RATIONALE: Commercially available technology solutions (hardware, software, and services) present significant benefits including lower cost, rapid innovation, product feature variety, and ability to choose from competing vendors. However, acquiring these solutions introduces additional risk to the organization because of decreased visibility into how the solutions are developed, integrated, and deployed, as well as the processes to ensure the security, resilience, reliability, integrity and quality of the solutions.
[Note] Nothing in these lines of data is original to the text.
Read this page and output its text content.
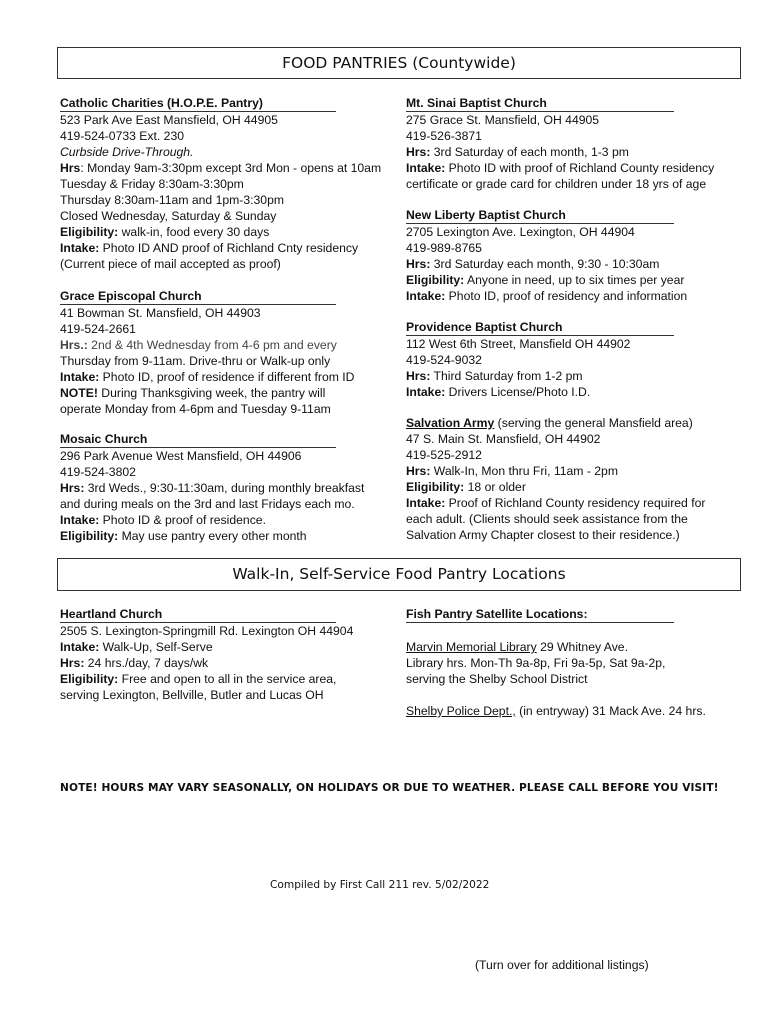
FOOD PANTRIES (Countywide)
Catholic Charities (H.O.P.E. Pantry)
523 Park Ave East Mansfield, OH 44905
419-524-0733 Ext. 230
Curbside Drive-Through.
Hrs: Monday 9am-3:30pm except 3rd Mon - opens at 10am
Tuesday & Friday 8:30am-3:30pm
Thursday 8:30am-11am and 1pm-3:30pm
Closed Wednesday, Saturday & Sunday
Eligibility: walk-in, food every 30 days
Intake: Photo ID AND proof of Richland Cnty residency
(Current piece of mail accepted as proof)
Grace Episcopal Church
41 Bowman St. Mansfield, OH 44903
419-524-2661
Hrs.: 2nd & 4th Wednesday from 4-6 pm and every
Thursday from 9-11am. Drive-thru or Walk-up only
Intake: Photo ID, proof of residence if different from ID
NOTE! During Thanksgiving week, the pantry will
operate Monday from 4-6pm and Tuesday 9-11am
Mosaic Church
296 Park Avenue West Mansfield, OH 44906
419-524-3802
Hrs: 3rd Weds., 9:30-11:30am, during monthly breakfast
and during meals on the 3rd and last Fridays each mo.
Intake: Photo ID & proof of residence.
Eligibility: May use pantry every other month
Heartland Church
2505 S. Lexington-Springmill Rd. Lexington OH 44904
Intake: Walk-Up, Self-Serve
Hrs: 24 hrs./day, 7 days/wk
Eligibility: Free and open to all in the service area,
serving Lexington, Bellville, Butler and Lucas OH
Mt. Sinai Baptist Church
275 Grace St. Mansfield, OH 44905
419-526-3871
Hrs: 3rd Saturday of each month, 1-3 pm
Intake: Photo ID with proof of Richland County residency
certificate or grade card for children under 18 yrs of age
New Liberty Baptist Church
2705 Lexington Ave. Lexington, OH 44904
419-989-8765
Hrs: 3rd Saturday each month, 9:30 - 10:30am
Eligibility: Anyone in need, up to six times per year
Intake: Photo ID, proof of residency and information
Providence Baptist Church
112 West 6th Street, Mansfield OH 44902
419-524-9032
Hrs: Third Saturday from 1-2 pm
Intake: Drivers License/Photo I.D.
Salvation Army (serving the general Mansfield area)
47 S. Main St. Mansfield, OH 44902
419-525-2912
Hrs: Walk-In, Mon thru Fri, 11am - 2pm
Eligibility: 18 or older
Intake: Proof of Richland County residency required for
each adult. (Clients should seek assistance from the
Salvation Army Chapter closest to their residence.)
Fish Pantry Satellite Locations:
Marvin Memorial Library 29 Whitney Ave.
Library hrs. Mon-Th 9a-8p, Fri 9a-5p, Sat 9a-2p,
serving the Shelby School District
Shelby Police Dept., (in entryway) 31 Mack Ave. 24 hrs.
Walk-In, Self-Service Food Pantry Locations
NOTE! HOURS MAY VARY SEASONALLY, ON HOLIDAYS OR DUE TO WEATHER. PLEASE CALL BEFORE YOU VISIT!
Compiled by First Call 211 rev. 5/02/2022
(Turn over for additional listings)
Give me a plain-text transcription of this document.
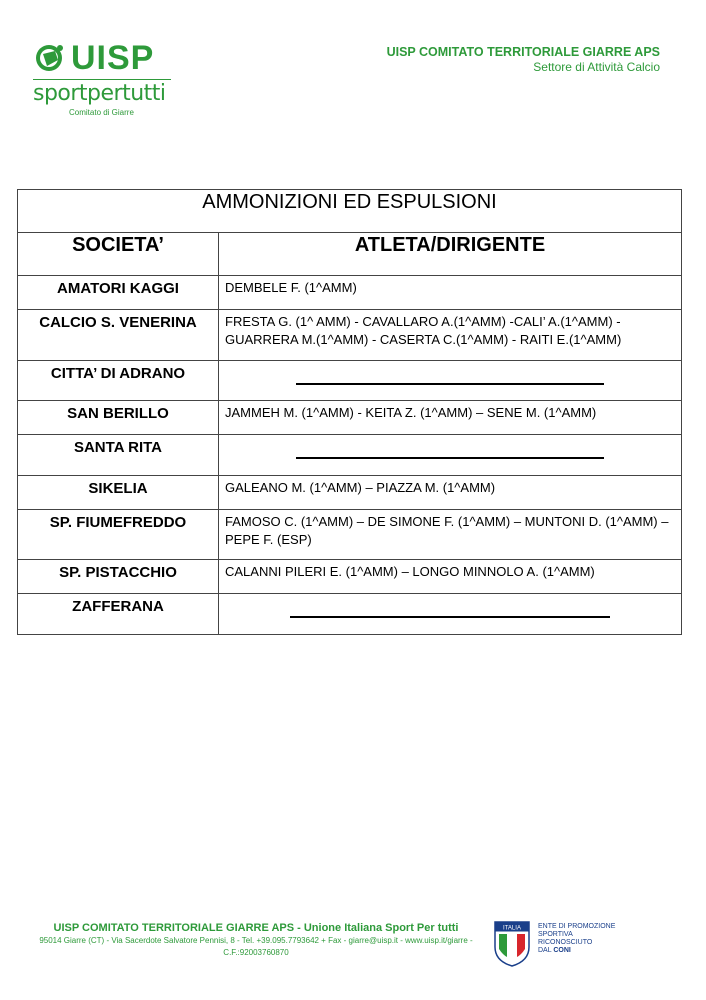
UISP
sportpertutti
Comitato di Giarre
UISP COMITATO TERRITORIALE GIARRE APS
Settore di Attività Calcio
AMMONIZIONI ED ESPULSIONI	
SOCIETA’	ATLETA/DIRIGENTE
AMATORI KAGGI	DEMBELE F. (1^AMM)
CALCIO S. VENERINA	FRESTA G. (1^ AMM) - CAVALLARO A.(1^AMM) -CALI’ A.(1^AMM) - GUARRERA M.(1^AMM) - CASERTA C.(1^AMM) - RAITI E.(1^AMM)
CITTA’ DI ADRANO	

SAN BERILLO	JAMMEH M. (1^AMM) - KEITA Z. (1^AMM) – SENE M. (1^AMM)
SANTA RITA	

SIKELIA	GALEANO M. (1^AMM) – PIAZZA M. (1^AMM)
SP. FIUMEFREDDO	FAMOSO C. (1^AMM) – DE SIMONE F. (1^AMM) – MUNTONI D. (1^AMM) – PEPE F. (ESP)
SP. PISTACCHIO	CALANNI PILERI E. (1^AMM) – LONGO MINNOLO A. (1^AMM)
ZAFFERANA	
UISP COMITATO TERRITORIALE GIARRE APS - Unione Italiana Sport Per tutti
95014 Giarre (CT) - Via Sacerdote Salvatore Pennisi, 8 - Tel. +39.095.7793642 + Fax - giarre@uisp.it - www.uisp.it/giarre - C.F.:92003760870
ITALIA ENTE DI PROMOZIONE
SPORTIVA
RICONOSCIUTO
DAL CONI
The intent of this goal is to ensure that items and services are procured from trusted sources and have traceability through use of a trusted distribution path.
- Ensure control system procurement processes include physical and cybersecurity in acquisition decisions and contract arrangements
- Sample Evidence of Implementation: Organization policy dictates that all contractual agreements for outsourced control system services have processes for and ensure proper incident handling and reporting, security of interconnections, and remote access specifications and processes
- Ensure tier one vendors in the supply chain are appropriately vetted to include vendor vetting of their own personnel, vendor vetting of service providers, and vendor vetting of products and software
- Sample Evidence of Implementation: Organization has a due diligence program to conduct consistent, robust vetting of tier one vendors
- Ensure sub-tier vendors in the supply chain are appropriately vetted to include vendor vetting of their own personnel, vendor vetting of service providers, and vendor vetting of products and software.
- Sample Evidence of Implementation: Organization has a due diligence program to conduct consistent, robust vetting of sub-tier vendors.
- Ensure vendor-provided software and patches for control systems are reviewed and tested in a safe environment before deployment.
- Sample Evidence of Implementation: Organization maintains and uses a “sandbox” and test and review vendor-provided software for malicious code or defects.